Un des titres les plus puissants est sans nul doute "Strip tease" (ex-aequo avec "Bomb hash") qui taille magnifiquement bien, et de façon fortement hilarante, le portrait de la famille lambda qui se pose pas trop de questions et qui baigne dans la stupidité sans se soucier d'autre chose que de son nombril. Mais comme le dit le groupe lui-même "pas de jugement, pas de critique, la prudence est de mise / juste un état des lieux, un doc de plus comme dans Strip-tease". Car le titre de cette plage est bel et bien un clin d'oeil à l'émission belge qui nous déshabille depuis plusieurs années sur la troisième chaîne du service public. Et reprendre le titre n'est pas tout puisque le mémorable générique de l'émission y est samplé pour donner un rendu encore plus réaliste au morceau.

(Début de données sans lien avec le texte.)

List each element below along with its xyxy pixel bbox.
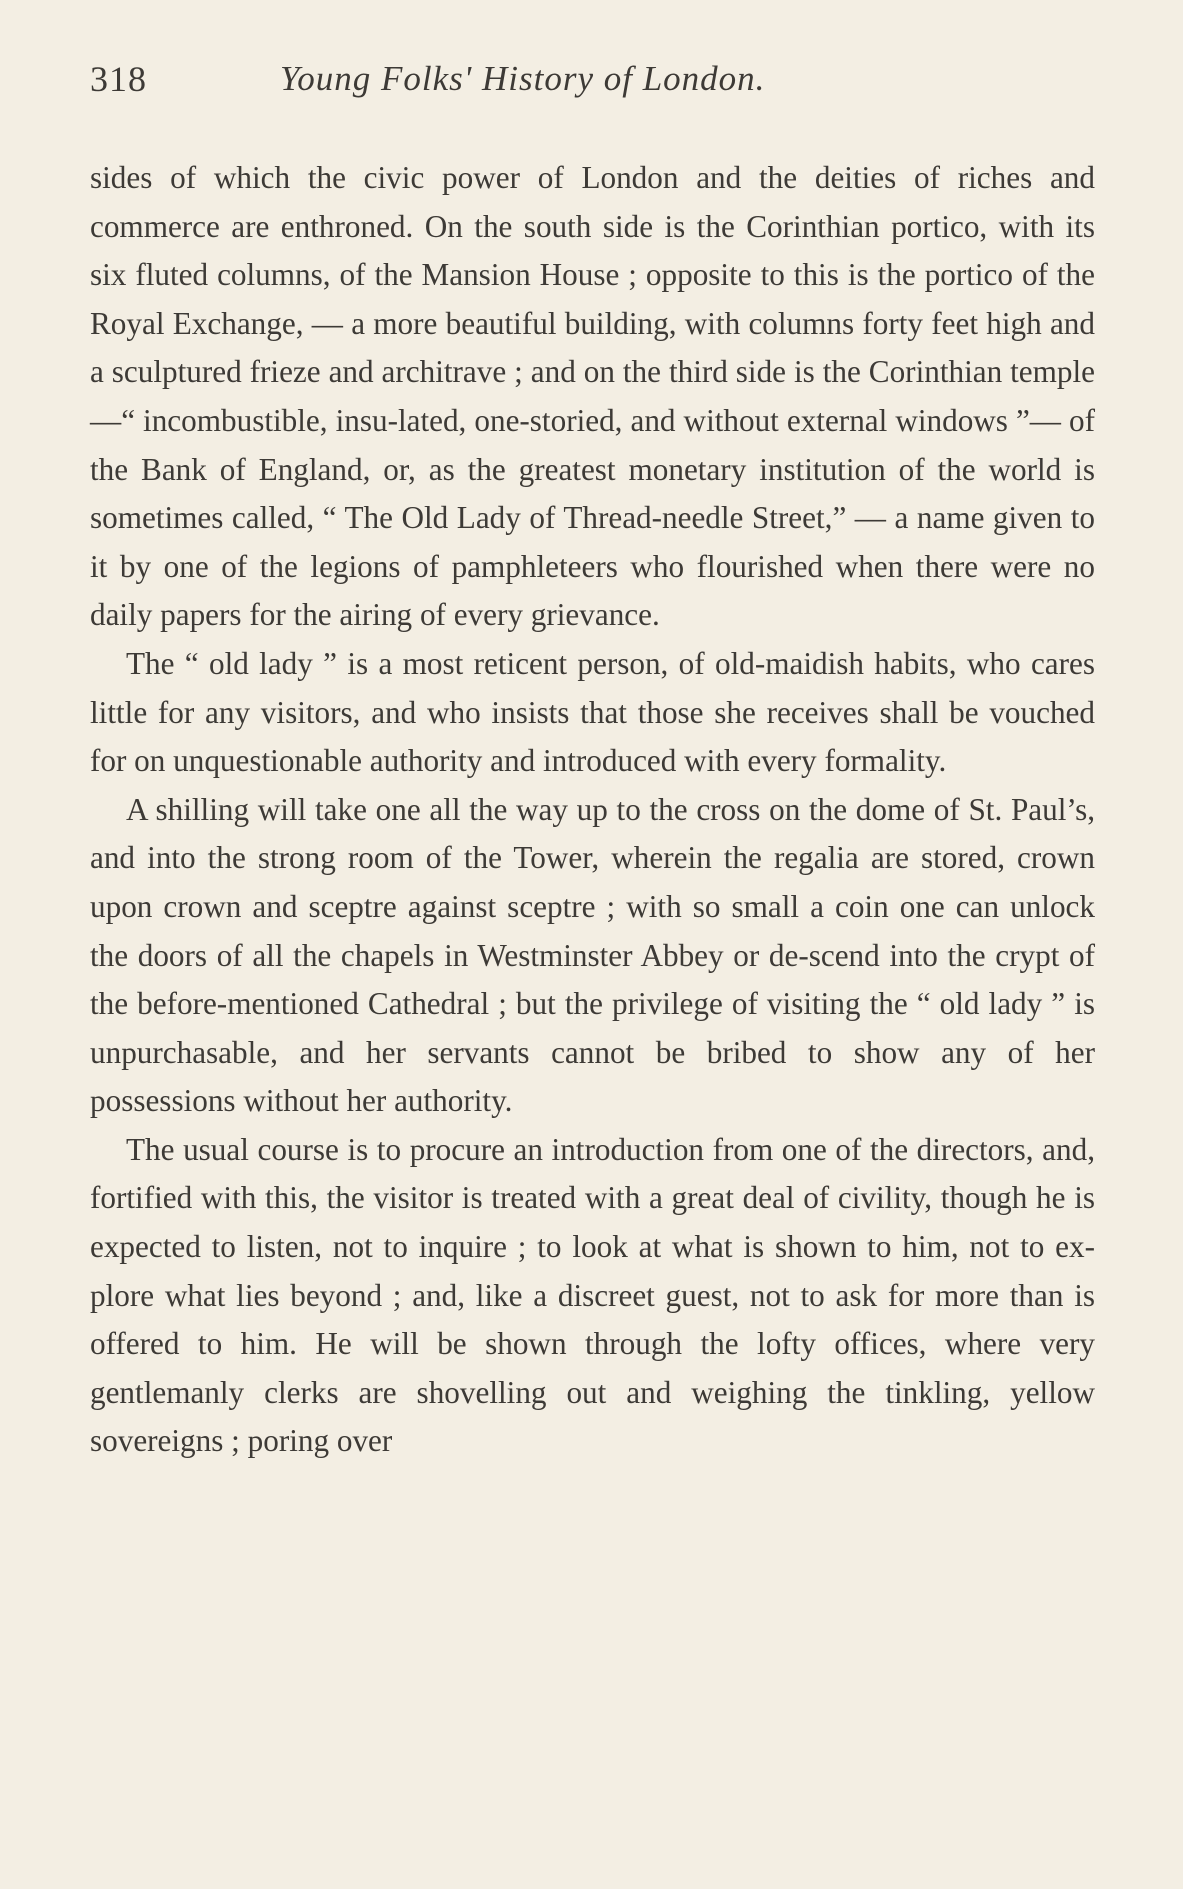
page-number: 318 xyxy=(90,59,147,99)
book-page xyxy=(90,52,1095,1862)
page-header xyxy=(90,52,1095,112)
paragraph-continuation: sides of which the civic power of London and the deities of riches and commerce are enthroned. On the south side is the Corinthian portico, with its six fluted columns, of the Mansion House ; opposite to this is the portico of the Royal Exchange, — a more beautiful building, with columns forty feet high and a sculptured frieze and architrave ; and on the third side is the Corinthian temple —“ incombustible, insu-lated, one-storied, and without external windows ”— of the Bank of England, or, as the greatest monetary institution of the world is sometimes called, “ The Old Lady of Thread-needle Street,” — a name given to it by one of the legions of pamphleteers who flourished when there were no daily papers for the airing of every grievance. xyxy=(90,160,1095,633)
body-text xyxy=(90,154,1095,1466)
paragraph: The usual course is to procure an introduction from one of the directors, and, fortified with this, the visitor is treated with a great deal of civility, though he is expected to listen, not to inquire ; to look at what is shown to him, not to ex-plore what lies beyond ; and, like a discreet guest, not to ask for more than is offered to him. He will be shown through the lofty offices, where very gentlemanly clerks are shovelling out and weighing the tinkling, yellow sovereigns ; poring over xyxy=(90,1131,1095,1459)
paragraph: The “ old lady ” is a most reticent person, of old-maidish habits, who cares little for any visitors, and who insists that those she receives shall be vouched for on unquestionable authority and introduced with every formality. xyxy=(90,645,1095,779)
paragraph: A shilling will take one all the way up to the cross on the dome of St. Paul’s, and into the strong room of the Tower, wherein the regalia are stored, crown upon crown and sceptre against sceptre ; with so small a coin one can unlock the doors of all the chapels in Westminster Abbey or de-scend into the crypt of the before-mentioned Cathedral ; but the privilege of visiting the “ old lady ” is unpurchasable, and her servants cannot be bribed to show any of her possessions without her authority. xyxy=(90,791,1095,1119)
running-title: Young Folks' History of London. xyxy=(280,59,766,98)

De façon globale, les textes oscillent, tous styles confondus, entre la clairvoyance d'Assassin, l'intransigeante poésie de La Rumeur, la finesse de la plume de Lofofora, le cynisme d'Oneyed Jack ou l'âpreté de Freedom For King Kong. Coté musique, difficile de créer des parallèles avec d'autres groupes puisque l'originalité est indéniablement au rendez-vous. On pourra imaginer un Freedom For King Kong (encore eux !) carrément électro collisionnant avec la pugnacité de La Phaze sans oublier la présence d'une touche Zebda (époque des deux premiers albums). Certaines parties offrent une place assez large à Lodubang et Selecta Pastoug' notamment sur la séquence assez glauque de "28 ans plus tard" que Cypress Hill n'aurait pas démenti.
Comment ne pas dédier un paragraphe au dors-et-déjà cultissime Professeur Daniel qui vient ajouter son grain de sel juste quand il le faut (surtout lors de son "Intro Pr Daniel" et son "Outro Pr Daniel") tandis que le pauvre se fait sèchement rembarré sur la piste cachée après avoir tenté d'expliquer l'origine du mot "défoncé".
On pourrait s'étendre encore longtemps à scander des louanges à Redbong mais je m'arrête avant de rendre cette chronique indigeste de par sa longueur et vous le rappelle une fois pour toutes : ce groupe est vraiment trop bon(g) !!